Oxford University Launches Korean Studies Centre by October 2025
Synopsis
Key Takeaways
Oxford University is set to establish the Oxford Centre for Korean Studies as early as October 2025, making it one of the most significant institutional commitments to Korean scholarship in the English-speaking world. The announcement will be made during the official public opening of Oxford's Stephen A. Schwarzman Centre for the Humanities on Saturday, April 26. The initiative is designed to advance rigorous academic research into Korean culture, language, history, politics, economy, and literature.
How the Centre Was Established
The centre's creation was spearheaded by three leading academics within Oxford's Korean studies programme: Professor Jieun Kiaer (Korean linguistics), Professor James Lewis (Korean history), and Chi Young-hae. The proposal received final approval at a faculty meeting held last month, according to Yonhap News Agency.
A separate senior faculty meeting also formally recognised the growing importance of Korea as a subject of academic inquiry, citing both scholarly merit and rising student interest in Korean soft power — particularly its globally influential popular culture, commonly known as the Korean Wave or Hallyu.
What the Oxford Centre for Korean Studies Will Do
The new centre will serve as an institutional hub overseeing all Korea-related research and lectures at Oxford. It will actively promote deeper academic engagement with modern Korean politics, economics, and literature, areas that have seen surging global interest over the past decade.
Professor Kiaer emphasised the strategic importance of producing English-language scholarship on Korean culture, arguing that academic work published in English ensures greater longevity and international reach for Korean studies as a discipline.
Professor Lewis told Yonhap News Agency that the centre's long-term research agenda is expected to inspire similar academic initiatives across Europe, positioning Oxford as the continental anchor for Korean studies scholarship.
Historical Context and Significance
The establishment of the Oxford Centre for Korean Studies follows a well-established pattern at the university.
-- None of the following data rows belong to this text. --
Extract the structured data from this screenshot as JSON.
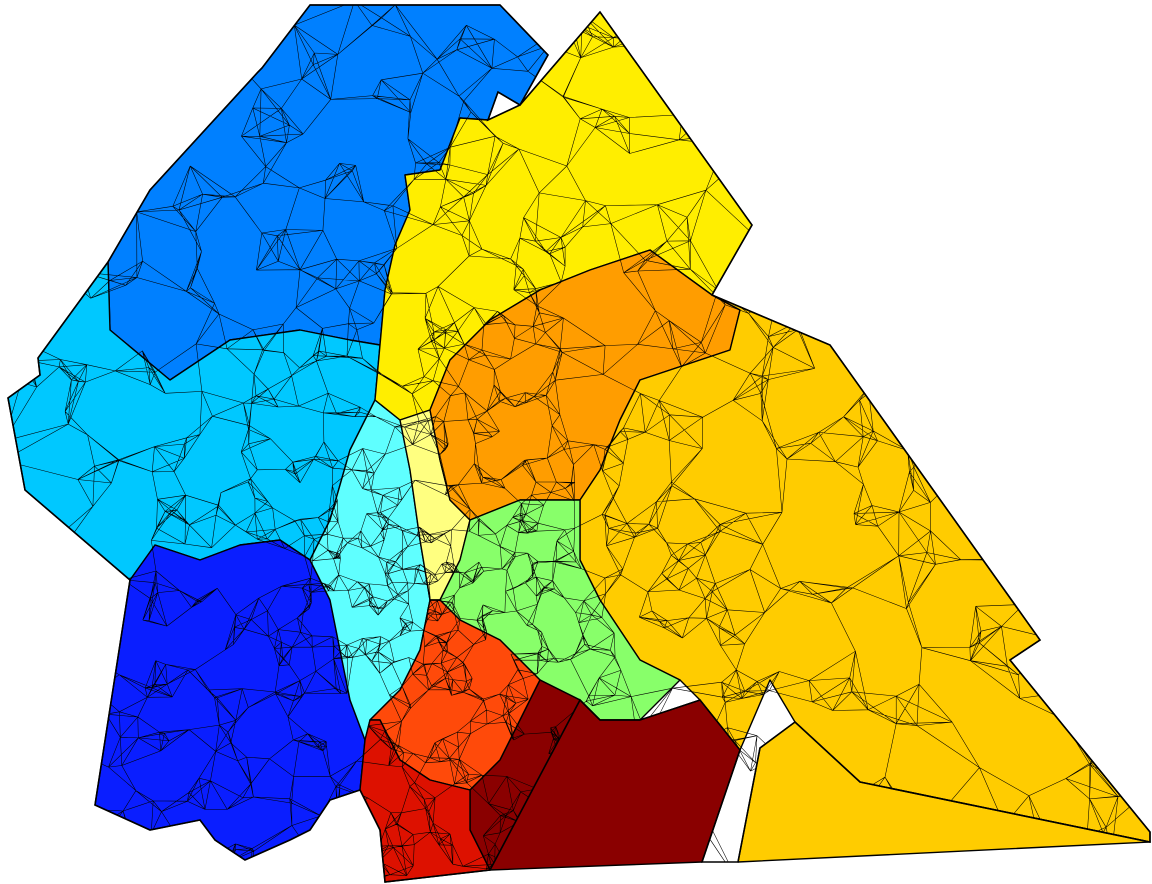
{
  "figure": {
    "kind": "partitioned triangular finite-element mesh",
    "background": "#ffffff",
    "edge_color": "#000000",
    "partitions": [
      {
        "name": "dark-blue-north",
        "color": "#0080ff"
      },
      {
        "name": "cyan-west",
        "color": "#00c8ff"
      },
      {
        "name": "blue-southwest",
        "color": "#0a1eff"
      },
      {
        "name": "light-cyan-center",
        "color": "#5fffff"
      },
      {
        "name": "yellow-north",
        "color": "#ffee00"
      },
      {
        "name": "light-yellow-center",
        "color": "#ffff80"
      },
      {
        "name": "orange-center",
        "color": "#ff9d00"
      },
      {
        "name": "gold-east",
        "color": "#ffcc00"
      },
      {
        "name": "light-green-center",
        "color": "#88ff6a"
      },
      {
        "name": "red-orange-south",
        "color": "#ff4a0a"
      },
      {
        "name": "dark-red-south",
        "color": "#8a0000"
      },
      {
        "name": "red-coast",
        "color": "#dd1100"
      },
      {
        "name": "gold-southeast-island",
        "color": "#ffcc00"
      }
    ]
  }
}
Oxford launched its Centre for Japanese Studies in 1981 and its Centre for Chinese Studies in 2008. The Korean centre arrives roughly 17 years after the Chinese studies centre, a timeline that itself reflects how Korea's global cultural and economic footprint has grown to demand comparable academic infrastructure.
The University of Oxford, founded with records of educational activity dating back to 1096, is the oldest university in the English-speaking world and the second-oldest continuously operating university globally. Its endorsement of Korean studies carries enormous symbolic and practical weight for the field worldwide.
Why This Matters: Korea's Rising Global Influence
This development comes amid an extraordinary decade of Korean cultural diplomacy. K-pop, Korean cinema (including Oscar-winning films like Parasite), Korean television dramas, and Korean cuisine have collectively generated billions in global economic value and shifted perceptions of South Korea as a cultural superpower.
Academic institutions globally have struggled to keep pace with this surge in public interest. Oxford's move to formalise a dedicated centre signals that Korean studies has matured from a niche regional interest into a mainstream global academic discipline. For Indian students and scholars, this also opens new avenues for Indo-Korean comparative research, given the deepening economic and cultural ties between India and South Korea.
Critics and scholars have long argued that the absence of robust English-language academic infrastructure around Korean studies has limited the field's global influence. The new Oxford centre directly addresses this gap, potentially unlocking new funding streams, collaborative research projects, and academic exchange programmes across the world.
What Comes Next
The formal launch of the Oxford Centre for Korean Studies is expected by October 2025, coinciding with the start of Oxford's new academic term. As the centre becomes operational, it is anticipated to attract international researchers, post-doctoral fellows, and funding from both public bodies and private Korean cultural institutions. Europe's broader academic community will be watching closely, with several universities likely to follow Oxford's lead in formalising their own Korean studies programmes.